Reputation: 179
Lets say that I have a list,
val list = List("""{"name":"abc","salary":"2000","id":"1","timeStamp" : "1528725600000"}""")
Lets assume that there are several rows coming like this from kafka or some othere source.
I want to get the row with the latest timestamp. How do i do it ?
Upvotes: 0
Views: 96
Reputation: 617
With few of your last questions, it needs to be clarified that you should start think of the data processed in Spark as a collections with provided sql-like functions.
You have some data in a RDD/DataFrame and you need to treat it as an element of Scala collection or row in a table, whichever is more suitable for you.
So, for both approaches, map() your collection to split JSON into actual fields and use max() on required field/column.
Upvotes: 0
Reputation: 473
First you need to parse your string.

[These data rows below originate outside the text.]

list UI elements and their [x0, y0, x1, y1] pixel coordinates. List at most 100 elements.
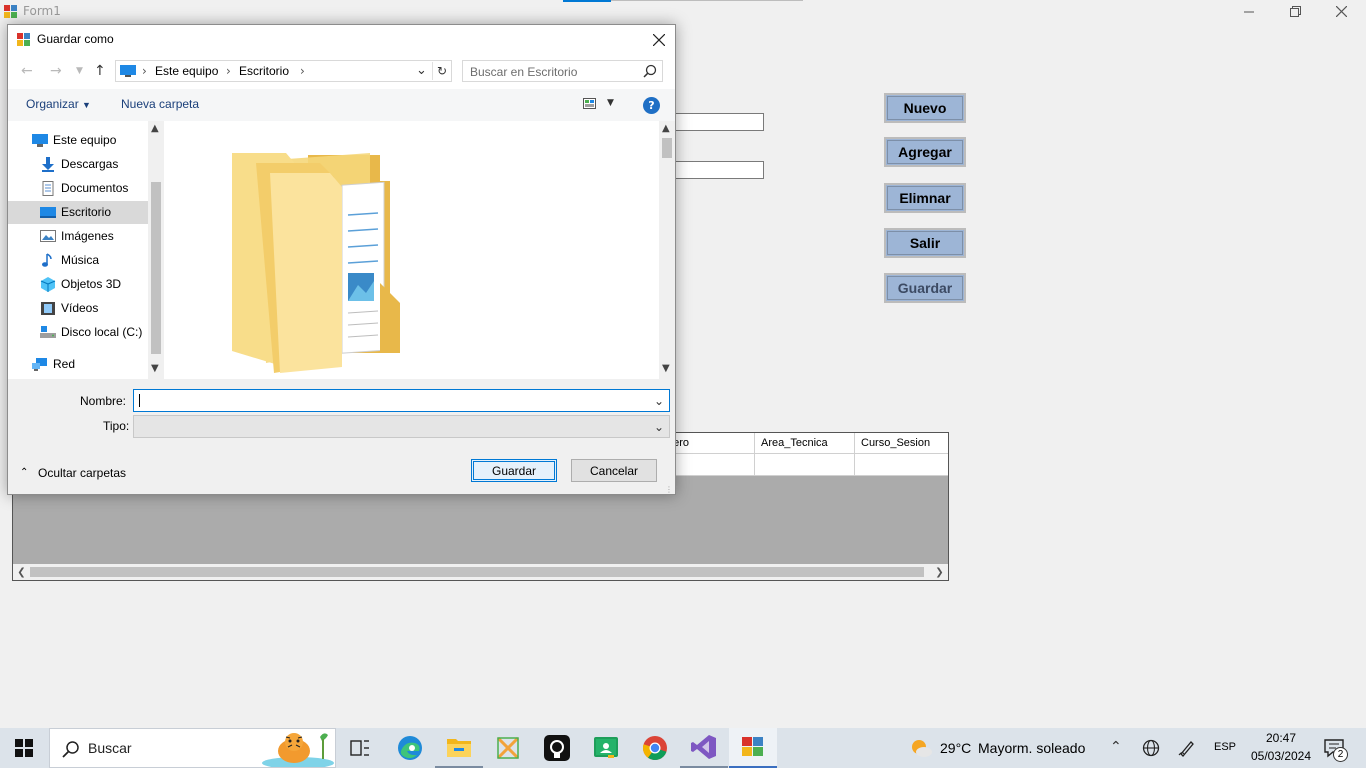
breadcrumb-este-equipo[interactable]: Este equipo [155, 64, 218, 78]
chevron-down-icon[interactable]: ▼ [607, 98, 614, 108]
scroll-down-icon[interactable]: ▼ [662, 363, 670, 374]
visual-studio-icon [691, 735, 716, 759]
back-arrow-icon[interactable]: ← [21, 63, 33, 79]
minimize-button[interactable] [1226, 0, 1272, 23]
taskbar-search[interactable]: Buscar [49, 728, 336, 768]
nav-item-red[interactable]: Red [8, 353, 148, 376]
salir-button[interactable]: Salir [884, 228, 966, 258]
file-type-select[interactable]: ⌄ [133, 415, 670, 438]
chevron-right-icon[interactable]: › [142, 64, 147, 78]
taskbar-search-label: Buscar [88, 740, 132, 756]
start-button[interactable] [0, 728, 48, 768]
folder-icon[interactable] [230, 153, 400, 373]
grid-cell[interactable] [754, 454, 854, 475]
scroll-up-icon[interactable]: ▲ [151, 123, 159, 134]
clock-time[interactable]: 20:47 [1240, 731, 1322, 745]
pen-icon[interactable] [1178, 739, 1196, 757]
nav-item-label: Disco local (C:) [61, 325, 143, 339]
up-arrow-icon[interactable]: ↑ [94, 63, 106, 79]
agregar-button[interactable]: Agregar [884, 137, 966, 167]
scrollbar-thumb[interactable] [151, 182, 161, 354]
file-pane-scrollbar[interactable]: ▲ ▼ [659, 121, 675, 379]
partly-sunny-icon [912, 740, 932, 757]
restore-button[interactable] [1272, 0, 1318, 23]
organize-label: Organizar [26, 97, 79, 111]
edge-taskbar-button[interactable] [386, 728, 434, 768]
form-titlebar [0, 0, 1366, 23]
pictures-icon [40, 230, 56, 242]
hide-folders-label: Ocultar carpetas [38, 466, 127, 480]
dialog-close-button[interactable] [647, 28, 671, 52]
nav-item-musica[interactable]: Música [8, 249, 148, 272]
chevron-down-icon[interactable]: ⌄ [654, 420, 664, 434]
chrome-icon [642, 736, 667, 761]
network-globe-icon[interactable] [1142, 739, 1160, 757]
form-app-taskbar-button[interactable] [729, 728, 777, 768]
nav-item-descargas[interactable]: Descargas [8, 153, 148, 176]
name-field[interactable]: ⌄ [133, 389, 670, 413]
computer-icon [32, 134, 48, 147]
clock-date[interactable]: 05/03/2024 [1240, 749, 1322, 763]
address-bar[interactable]: › Este equipo › Escritorio › ⌄ ↻ [115, 60, 452, 82]
grid-column-header[interactable]: Curso_Sesion [854, 433, 948, 453]
search-box[interactable] [462, 60, 663, 83]
chevron-right-icon[interactable]: › [300, 64, 305, 78]
input-language[interactable]: ESP [1214, 741, 1236, 753]
desktop-icon [40, 207, 56, 218]
chrome-taskbar-button[interactable] [631, 728, 679, 768]
notification-count-badge: 2 [1333, 747, 1348, 762]
search-icon [643, 64, 657, 78]
search-input[interactable] [463, 61, 647, 83]
chevron-down-icon[interactable]: ⌄ [654, 394, 664, 408]
nav-item-videos[interactable]: Vídeos [8, 297, 148, 320]
nav-item-disco-local[interactable]: Disco local (C:) [8, 321, 148, 344]
file-list-pane[interactable]: ▲ ▼ [164, 121, 675, 379]
tool-taskbar-button[interactable] [484, 728, 532, 768]
task-view-icon [350, 740, 369, 756]
chevron-right-icon[interactable]: › [226, 64, 231, 78]
organize-button[interactable]: Organizar ▼ [26, 97, 91, 111]
guardar-form-button[interactable]: Guardar [884, 273, 966, 303]
eliminar-button[interactable]: Elimnar [884, 183, 966, 213]
show-hidden-icons-icon[interactable]: ⌃ [1110, 739, 1122, 755]
nav-item-objetos-3d[interactable]: Objetos 3D [8, 273, 148, 296]
form-app-icon [742, 737, 763, 756]
view-options-icon[interactable] [583, 98, 596, 109]
classroom-taskbar-button[interactable] [582, 728, 630, 768]
scroll-right-icon[interactable]: ❯ [931, 564, 948, 580]
github-taskbar-button[interactable] [533, 728, 581, 768]
grid-horizontal-scrollbar[interactable]: ❮ ❯ [13, 564, 948, 580]
visual-studio-taskbar-button[interactable] [680, 728, 728, 768]
scroll-down-icon[interactable]: ▼ [151, 363, 159, 374]
file-explorer-taskbar-button[interactable] [435, 728, 483, 768]
nav-item-documentos[interactable]: Documentos [8, 177, 148, 200]
forward-arrow-icon[interactable]: → [50, 63, 62, 79]
scroll-up-icon[interactable]: ▲ [662, 123, 670, 134]
scrollbar-thumb[interactable] [30, 567, 924, 577]
new-folder-button[interactable]: Nueva carpeta [121, 97, 199, 111]
grid-cell[interactable] [854, 454, 948, 475]
resize-grip-icon[interactable]: ⋮⋮ [665, 485, 681, 494]
nav-item-imagenes[interactable]: Imágenes [8, 225, 148, 248]
nav-item-label: Descargas [61, 157, 119, 171]
nav-pane-scrollbar[interactable]: ▲ ▼ [148, 121, 164, 379]
nav-item-escritorio[interactable]: Escritorio [8, 201, 148, 224]
task-view-button[interactable] [336, 728, 384, 768]
command-bar: Organizar ▼ Nueva carpeta ▼ ? [8, 89, 675, 121]
scroll-left-icon[interactable]: ❮ [13, 564, 30, 580]
close-icon [653, 34, 665, 46]
file-explorer-icon [447, 739, 471, 757]
form-close-button[interactable] [1318, 0, 1364, 23]
scrollbar-thumb[interactable] [662, 138, 672, 158]
file-name-input[interactable] [134, 390, 653, 413]
cancel-button[interactable]: Cancelar [571, 459, 657, 482]
save-button[interactable]: Guardar [471, 459, 557, 482]
nav-item-este-equipo[interactable]: Este equipo [8, 129, 148, 152]
recent-locations-icon[interactable]: ▼ [76, 66, 83, 76]
grid-column-header[interactable]: Area_Tecnica [754, 433, 854, 453]
chevron-down-icon[interactable]: ⌄ [416, 63, 427, 78]
refresh-icon[interactable]: ↻ [432, 62, 451, 80]
breadcrumb-escritorio[interactable]: Escritorio [239, 64, 289, 78]
nuevo-button[interactable]: Nuevo [884, 93, 966, 123]
help-button[interactable]: ? [643, 97, 660, 114]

You can use play json, add this dependency to your project:
"com.typesafe.play" %% "play-json" % "2.6.9"
Now, let us assume you are not using any any case class, you can parse the above string in Map[String,String]. So do the following and you'll have your expected output.
list.map(x => Json.parse(x).as[Map[String,String]])
.sortBy(y => y.getOrElse("timeStamp","0").toLong)
You'll get the sorted list on the basis of timestamp in ascending order, last element of your list will be the latest record.
Upvotes: 1